Bill Traylor American, 1854-1949

Biography

Although emancipated as a boy, Bill Traylor continued to labor until around 1908 on a neighboring plantation to the cotton plantation near Benton, Alabama, where he was born into slavery. By 1910 he was a tenant farmer near Montgomery.

It was only when he was in his eighties and no longer able to do physical work that he started making art with materials that lay to hand, learning to write his name so he could sign his work. From 1939 to 1942, Traylor produced more than 1,200 drawings that are of crucial significance in American art and social history. Visitors to the black neighborhood of Montgomery, where Traylor had moved in 1928, according to a 1930 U.S. Census, after spending most of his life on plantations, could have encountered Traylor, a bearded old man sitting on a sidewalk on Monroe Street next to a Coca-Cola cooler, a drawing board across his lap—he drew all day and slept for free in the back of a funeral parlor. In 1939 Traylor caught the attention of a passerby named Charles Shannon—a young artist who led the New South cultural center with a group of progressive white artists in Montgomery. Shannon became Traylor’s friend and patron, safeguarding finished works and offering additional art supplies (though Traylor tended to prefer salvaged materials such as found cardboard, graphite, and poster paint).

Traylor’s imagery consists of laborers with hammers, drinkers with flasks, hunters with shotguns, dandies in hats, seniors with canes, rural pedestrians, and some anthropomorphic figures often overlooked.
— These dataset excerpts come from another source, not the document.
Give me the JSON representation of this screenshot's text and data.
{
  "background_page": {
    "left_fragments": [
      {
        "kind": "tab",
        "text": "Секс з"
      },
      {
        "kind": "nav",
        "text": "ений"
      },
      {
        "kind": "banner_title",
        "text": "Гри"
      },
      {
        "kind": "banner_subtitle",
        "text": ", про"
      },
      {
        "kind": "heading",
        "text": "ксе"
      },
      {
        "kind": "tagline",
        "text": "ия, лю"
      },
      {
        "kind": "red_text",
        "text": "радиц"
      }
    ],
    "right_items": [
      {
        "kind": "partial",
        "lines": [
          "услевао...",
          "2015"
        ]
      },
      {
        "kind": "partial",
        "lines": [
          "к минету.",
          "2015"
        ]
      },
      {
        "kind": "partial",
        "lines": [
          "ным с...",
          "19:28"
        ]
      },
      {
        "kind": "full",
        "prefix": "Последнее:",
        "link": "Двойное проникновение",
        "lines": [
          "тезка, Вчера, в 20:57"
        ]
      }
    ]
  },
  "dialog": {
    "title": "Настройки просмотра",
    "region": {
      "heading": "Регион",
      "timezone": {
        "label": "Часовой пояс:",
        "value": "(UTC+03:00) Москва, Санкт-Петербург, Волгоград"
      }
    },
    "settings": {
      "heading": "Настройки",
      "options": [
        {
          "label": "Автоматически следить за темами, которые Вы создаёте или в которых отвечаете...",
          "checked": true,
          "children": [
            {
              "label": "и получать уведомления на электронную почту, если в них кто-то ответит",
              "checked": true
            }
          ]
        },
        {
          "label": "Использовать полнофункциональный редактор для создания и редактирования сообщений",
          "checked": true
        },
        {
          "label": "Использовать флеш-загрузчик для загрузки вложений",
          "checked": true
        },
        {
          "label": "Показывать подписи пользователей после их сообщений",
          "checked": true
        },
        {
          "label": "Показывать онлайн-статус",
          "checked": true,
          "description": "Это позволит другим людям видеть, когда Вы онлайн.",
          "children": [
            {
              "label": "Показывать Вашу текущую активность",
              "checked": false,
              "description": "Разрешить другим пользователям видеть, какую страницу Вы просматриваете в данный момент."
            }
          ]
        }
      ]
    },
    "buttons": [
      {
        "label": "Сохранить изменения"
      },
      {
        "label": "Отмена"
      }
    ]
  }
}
People quarrel and point, live poultry flap wings, and frightening dogs go on the attack; characters hide beneath or stand atop and stumble off structures; there is a lot of apparent pursuit and escape. Many things may be inferred from this dynamic, but Traylor’s message is not necessarily knowable. His simplified, modern figures, especially in works he referred to as “exciting events,” seem not to be straightforward depictions of what he may have seen but, rather, projections from the heart of his experience, distilled by memory. The abstract, minimalist figures and shapes in his work exemplify Traylor’s wildly original, true naïveté.

In 1942 Traylor interrupted his artwork when he traveled to several northern cities through 1945 to stay with a few of his children (all told, numbering some twenty-odd, according to Traylor). After he lost a leg to gangrene, the social agency that delivered his welfare check discovered a daughter living in Montgomery and suggested that he live with her, and he returned to Montgomery in 1946. Discouraged, Traylor lost all motivation to make art. He died at Oak Street Hospital in Montgomery a few days after summoning Shannon for a final visit.

Although Shannon had mounted an exhibition, Bill Traylor: People’s Artist, in 1940, the public at large did not know Traylor’s work until it was included in the 1982 exhibition Black Folk Art in America 1930–1980 at the Corcoran Gallery of Art, in Washington, D.C. His posthumous recognition has expanded steadily ever since, and today his work is in important private and museum collections, including the Metropolitan Museum of Art and The Whitney Museum of American Art (New York), the Montgomery Museum of Fine Arts, and the High Museum of Art (Atlanta). A wide-ranging retrospective, Between Worlds: The Art of Bill Traylor, organized by Leslie Umberger and shown from September 28, 2018, to March 17, 2019, at the Smithsonian American Art Museum in Washington, D.C., included several works from the Victor Keen collection and was accompanied by an extensive monograph that constitutes the most comprehensive study to date of Traylor’s life and art.